Où la fermeté a supplanté l’humanité
Quelques minutes de trajet, et le convoi de camions arrive sur place. Ce jour-là, sur le campement, les personnes sont moins nombreuses que d’habitude selon Sylvie. Et pour cause, une quinzaine de cars de CRS s’est présentée aux aurores, la veille, pour procéder à son évacuation. Comme trop souvent, ils n’ont pas laissé aux personnes présentes le temps de récupérer leur matériel et leurs effets personnels. Le bruit court qu’un nombre important de personnes a réussi à passer du côté anglais la nuit précédente, mais d’autres ont évidemment échoué et sont revenus.
C’est un espace de désolation que découvre la délégation, en même temps que la file d’attente se forme derrière le camion. Malgré les sourires de certains, ce qui frappe est l’indécence de la situation. Là, dans un froid saisissant malgré le soleil généreux, un homme vêtu d’une veste légère « sûrement pas là depuis longtemps, c’est à ça qu’on le reconnait », explique Sylvie. Ici, un petit garçon qui n’a probablement pas plus de 5 ans et qui joue au foot dans la boue avec des chaussures trop petites pour lui.
Pendant que certains finissent la distribution, d’autres partent explorer le campement et discuter avec des militants associatifs présents sur place. L’occasion de mieux comprendre la réalité des conditions de vie ici, et la façon dont l’État agit réellement à l’encontre des valeurs de respect de la dignité humaine.
De son côté, Filimon, lui, a pris du recul. Installé dans le camion, il surplombe la fin de la distribution qui lui renvoie comme un miroir une expérience vécue. Arrivé d’Érythrée, il a vécu près d’un an à Calais. Devenu compagnon à Saint-Nazaire, il est heureux de pouvoir donner un coup de main : « J’ai vécu ce que vivent ces gens et je sais combien c’est difficile. C’est pour ça que j’étais heureux de pouvoir leur apporter des couvertures et de participer à leur donner à manger », explique-t-il.

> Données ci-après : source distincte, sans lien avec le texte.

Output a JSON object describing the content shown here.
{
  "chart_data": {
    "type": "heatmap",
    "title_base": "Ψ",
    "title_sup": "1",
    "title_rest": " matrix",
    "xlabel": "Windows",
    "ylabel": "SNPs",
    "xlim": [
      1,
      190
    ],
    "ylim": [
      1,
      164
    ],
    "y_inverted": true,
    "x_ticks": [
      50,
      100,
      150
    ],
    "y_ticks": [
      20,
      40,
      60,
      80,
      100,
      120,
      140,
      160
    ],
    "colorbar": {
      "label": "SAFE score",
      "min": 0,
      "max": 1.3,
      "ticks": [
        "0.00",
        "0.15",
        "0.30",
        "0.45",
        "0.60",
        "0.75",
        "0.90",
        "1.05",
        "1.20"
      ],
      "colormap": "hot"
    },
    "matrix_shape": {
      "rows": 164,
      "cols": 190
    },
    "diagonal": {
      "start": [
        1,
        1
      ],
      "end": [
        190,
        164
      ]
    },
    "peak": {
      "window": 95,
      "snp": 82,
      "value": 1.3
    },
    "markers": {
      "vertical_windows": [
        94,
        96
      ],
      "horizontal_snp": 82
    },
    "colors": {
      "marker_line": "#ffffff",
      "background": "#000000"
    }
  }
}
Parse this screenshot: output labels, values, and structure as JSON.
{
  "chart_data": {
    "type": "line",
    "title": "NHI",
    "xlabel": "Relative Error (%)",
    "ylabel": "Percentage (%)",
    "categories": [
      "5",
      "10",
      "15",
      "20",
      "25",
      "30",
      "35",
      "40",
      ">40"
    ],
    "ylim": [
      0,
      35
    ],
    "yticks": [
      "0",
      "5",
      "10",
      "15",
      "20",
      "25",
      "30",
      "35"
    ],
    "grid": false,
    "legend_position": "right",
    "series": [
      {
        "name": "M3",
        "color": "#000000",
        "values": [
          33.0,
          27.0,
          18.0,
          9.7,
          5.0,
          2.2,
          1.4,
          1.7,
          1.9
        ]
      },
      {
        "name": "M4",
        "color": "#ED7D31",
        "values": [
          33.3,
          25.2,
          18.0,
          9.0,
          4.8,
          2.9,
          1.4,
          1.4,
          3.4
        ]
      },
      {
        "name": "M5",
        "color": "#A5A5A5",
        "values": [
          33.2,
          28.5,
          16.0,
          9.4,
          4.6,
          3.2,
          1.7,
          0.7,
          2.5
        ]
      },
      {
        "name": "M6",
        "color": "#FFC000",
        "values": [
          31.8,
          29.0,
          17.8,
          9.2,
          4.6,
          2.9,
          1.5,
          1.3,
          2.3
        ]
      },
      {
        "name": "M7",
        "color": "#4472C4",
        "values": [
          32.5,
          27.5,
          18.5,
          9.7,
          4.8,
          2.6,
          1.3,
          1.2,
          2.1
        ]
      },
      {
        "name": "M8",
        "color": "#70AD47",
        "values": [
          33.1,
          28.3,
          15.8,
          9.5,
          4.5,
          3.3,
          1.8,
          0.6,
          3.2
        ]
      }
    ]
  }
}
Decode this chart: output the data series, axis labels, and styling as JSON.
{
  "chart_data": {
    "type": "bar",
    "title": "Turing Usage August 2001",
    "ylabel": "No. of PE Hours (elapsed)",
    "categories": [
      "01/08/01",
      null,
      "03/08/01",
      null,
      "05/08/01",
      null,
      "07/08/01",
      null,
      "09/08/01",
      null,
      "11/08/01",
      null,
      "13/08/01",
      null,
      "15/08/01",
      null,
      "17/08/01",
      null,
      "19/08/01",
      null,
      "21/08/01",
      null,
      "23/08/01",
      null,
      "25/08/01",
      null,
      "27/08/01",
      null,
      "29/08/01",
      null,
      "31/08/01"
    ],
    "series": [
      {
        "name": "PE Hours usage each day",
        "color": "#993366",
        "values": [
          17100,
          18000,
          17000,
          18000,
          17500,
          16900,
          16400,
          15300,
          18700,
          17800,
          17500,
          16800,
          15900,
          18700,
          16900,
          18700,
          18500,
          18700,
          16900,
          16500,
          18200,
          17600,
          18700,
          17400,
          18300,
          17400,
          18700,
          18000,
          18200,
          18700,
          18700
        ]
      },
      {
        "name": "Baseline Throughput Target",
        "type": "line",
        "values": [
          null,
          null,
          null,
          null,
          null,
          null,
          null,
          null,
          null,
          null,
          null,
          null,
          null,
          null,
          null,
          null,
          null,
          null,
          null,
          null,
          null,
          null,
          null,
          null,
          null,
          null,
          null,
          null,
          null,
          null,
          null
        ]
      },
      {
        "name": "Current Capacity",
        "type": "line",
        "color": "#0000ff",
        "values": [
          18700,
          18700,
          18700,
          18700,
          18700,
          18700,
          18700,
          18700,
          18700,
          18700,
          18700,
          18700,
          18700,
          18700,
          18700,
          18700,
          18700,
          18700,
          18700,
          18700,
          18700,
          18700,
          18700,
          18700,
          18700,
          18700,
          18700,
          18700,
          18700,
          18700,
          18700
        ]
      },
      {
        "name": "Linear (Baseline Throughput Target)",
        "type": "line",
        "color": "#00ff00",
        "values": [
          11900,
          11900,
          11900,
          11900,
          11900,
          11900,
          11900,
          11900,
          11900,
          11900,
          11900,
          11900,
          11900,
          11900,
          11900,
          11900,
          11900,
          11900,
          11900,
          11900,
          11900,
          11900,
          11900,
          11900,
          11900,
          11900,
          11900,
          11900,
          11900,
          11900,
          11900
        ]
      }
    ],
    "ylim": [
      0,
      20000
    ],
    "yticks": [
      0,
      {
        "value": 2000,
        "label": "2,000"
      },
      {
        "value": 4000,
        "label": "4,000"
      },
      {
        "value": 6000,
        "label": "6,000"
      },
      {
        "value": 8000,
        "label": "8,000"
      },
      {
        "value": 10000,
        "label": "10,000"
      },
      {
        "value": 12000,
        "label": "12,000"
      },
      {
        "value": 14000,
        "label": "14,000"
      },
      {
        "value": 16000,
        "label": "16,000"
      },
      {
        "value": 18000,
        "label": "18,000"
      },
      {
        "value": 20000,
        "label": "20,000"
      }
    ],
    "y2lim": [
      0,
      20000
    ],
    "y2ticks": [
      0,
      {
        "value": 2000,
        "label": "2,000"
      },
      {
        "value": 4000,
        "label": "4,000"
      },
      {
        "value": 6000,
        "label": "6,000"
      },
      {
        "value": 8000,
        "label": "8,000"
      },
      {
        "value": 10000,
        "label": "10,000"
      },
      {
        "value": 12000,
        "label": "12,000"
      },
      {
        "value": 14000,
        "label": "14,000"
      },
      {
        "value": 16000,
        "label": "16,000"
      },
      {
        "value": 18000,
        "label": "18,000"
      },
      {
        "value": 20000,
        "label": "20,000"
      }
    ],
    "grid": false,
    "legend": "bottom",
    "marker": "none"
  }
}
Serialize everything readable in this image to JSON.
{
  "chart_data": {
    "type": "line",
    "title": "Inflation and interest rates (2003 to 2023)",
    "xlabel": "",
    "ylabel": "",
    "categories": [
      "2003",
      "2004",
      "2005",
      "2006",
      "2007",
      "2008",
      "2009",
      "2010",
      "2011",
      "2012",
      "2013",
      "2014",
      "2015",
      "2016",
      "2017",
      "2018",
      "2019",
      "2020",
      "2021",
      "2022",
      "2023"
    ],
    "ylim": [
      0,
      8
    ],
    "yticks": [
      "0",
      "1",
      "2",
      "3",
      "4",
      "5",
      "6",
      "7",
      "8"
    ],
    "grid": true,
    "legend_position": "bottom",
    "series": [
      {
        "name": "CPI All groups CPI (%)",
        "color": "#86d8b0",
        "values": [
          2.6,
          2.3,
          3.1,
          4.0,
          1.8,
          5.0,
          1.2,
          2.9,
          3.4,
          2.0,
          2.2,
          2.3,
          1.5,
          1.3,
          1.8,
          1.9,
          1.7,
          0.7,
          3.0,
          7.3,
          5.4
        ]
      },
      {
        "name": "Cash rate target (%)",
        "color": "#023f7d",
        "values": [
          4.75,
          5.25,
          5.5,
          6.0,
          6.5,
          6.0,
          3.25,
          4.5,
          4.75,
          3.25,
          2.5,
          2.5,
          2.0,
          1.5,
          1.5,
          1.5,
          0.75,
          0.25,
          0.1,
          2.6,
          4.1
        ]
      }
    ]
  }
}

Les derniers retardataires s’en sont allés avec de quoi tenir jusqu’à la prochaine distribution, et il faut déjà penser à repartir. Cette fois, la communauté invitée doit reprendre la route le jour même.
D’ordinaire, Sylvie aime bien quand les gens restent jusqu’au lendemain, « parce que si on veut que les groupes reviennent, c’est important qu’ils gardent un bon souvenir de leur passage ici, avec tout ce qu’ils ont vu dans la journée », avoue-t-elle. Elle, qui adore chanter et danser, aime aussi partager cela avec celles et ceux qui sont venus aider à aider.